I wasn’t pretty out of it from the lack of sleep and the run so I wasn’t overly sociable but I did meet some very nice runners and chatted about the usual things trail runners tend to chat about.

If I was in England, I’d do every one of these races.  I’d make another side trip if future travel plans align.  The races are in beautiful locations and well run.

One nice surprise is that I won the guess the winner’s number contest.  That scored me a free set of 2XU compression tights.  I can only compare them CW-X compression gear.  They are a bit thinner which is nicer during warmer days.  They also have a better seam design and overall are comfortable and good design.  The only problem I have with them right now is that it seems that the ankle opening is too small and not elastic so it is very difficult to get it over my heel when pulling on.
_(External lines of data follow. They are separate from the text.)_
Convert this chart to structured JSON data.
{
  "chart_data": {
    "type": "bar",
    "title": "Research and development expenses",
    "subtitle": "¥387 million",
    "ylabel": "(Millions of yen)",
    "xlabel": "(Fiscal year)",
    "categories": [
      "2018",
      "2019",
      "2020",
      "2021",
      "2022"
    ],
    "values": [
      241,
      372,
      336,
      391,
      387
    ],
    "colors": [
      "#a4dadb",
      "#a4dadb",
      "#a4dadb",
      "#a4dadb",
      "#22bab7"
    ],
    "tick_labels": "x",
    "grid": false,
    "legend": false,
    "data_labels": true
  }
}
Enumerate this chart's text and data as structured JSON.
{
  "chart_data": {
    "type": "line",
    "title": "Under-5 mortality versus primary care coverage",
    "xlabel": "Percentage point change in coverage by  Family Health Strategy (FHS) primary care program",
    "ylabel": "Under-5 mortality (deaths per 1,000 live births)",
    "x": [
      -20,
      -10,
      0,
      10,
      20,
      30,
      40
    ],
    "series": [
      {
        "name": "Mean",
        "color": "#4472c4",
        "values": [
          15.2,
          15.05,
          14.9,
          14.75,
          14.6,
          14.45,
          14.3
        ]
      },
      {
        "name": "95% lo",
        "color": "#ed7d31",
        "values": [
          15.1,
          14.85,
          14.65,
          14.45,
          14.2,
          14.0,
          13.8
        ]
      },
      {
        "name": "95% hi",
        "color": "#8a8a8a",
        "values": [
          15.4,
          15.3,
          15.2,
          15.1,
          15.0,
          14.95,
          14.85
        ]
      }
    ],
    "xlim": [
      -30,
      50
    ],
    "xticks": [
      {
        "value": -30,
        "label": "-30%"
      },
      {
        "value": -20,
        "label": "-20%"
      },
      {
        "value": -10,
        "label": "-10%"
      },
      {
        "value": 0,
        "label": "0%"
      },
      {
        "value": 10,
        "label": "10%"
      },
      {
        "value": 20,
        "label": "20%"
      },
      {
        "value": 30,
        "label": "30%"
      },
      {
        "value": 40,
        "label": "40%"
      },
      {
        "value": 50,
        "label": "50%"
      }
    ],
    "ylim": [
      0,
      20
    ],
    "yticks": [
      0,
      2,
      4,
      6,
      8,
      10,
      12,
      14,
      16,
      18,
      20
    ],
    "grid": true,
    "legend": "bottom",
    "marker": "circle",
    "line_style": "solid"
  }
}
The other new is that I recently picked up is a pair of Hoka Mafate trail shoes.  I really wish I had them at Dorset.  I have 5 runs in them of varying lengths, including 3 over technical trails, and for the first time in many months, I haven’t had foot pain while running.  They are certainly a bit different but I’ll put up with clown feet for pain-free running.  So far the only area where I have found the Hokas to be a bit challenging is going fast through weaving trails, especially if the trail is slick.  In general, I wouldn’t call them an agility shoe but for trail running, they have solved one my biggest nagging problems and make running long technical trails fun again rather than being a run filled with tiny land mines on every step.

2 Responses to “Dorset Ultra”

  1. Ben Martinez says:

    very awesome read.

  2. Excellent adventure and race Ben! Way to represent TX. 🙂 I hope your foot heals. Looking forward to training in 2012 with you. Happy New Year! David.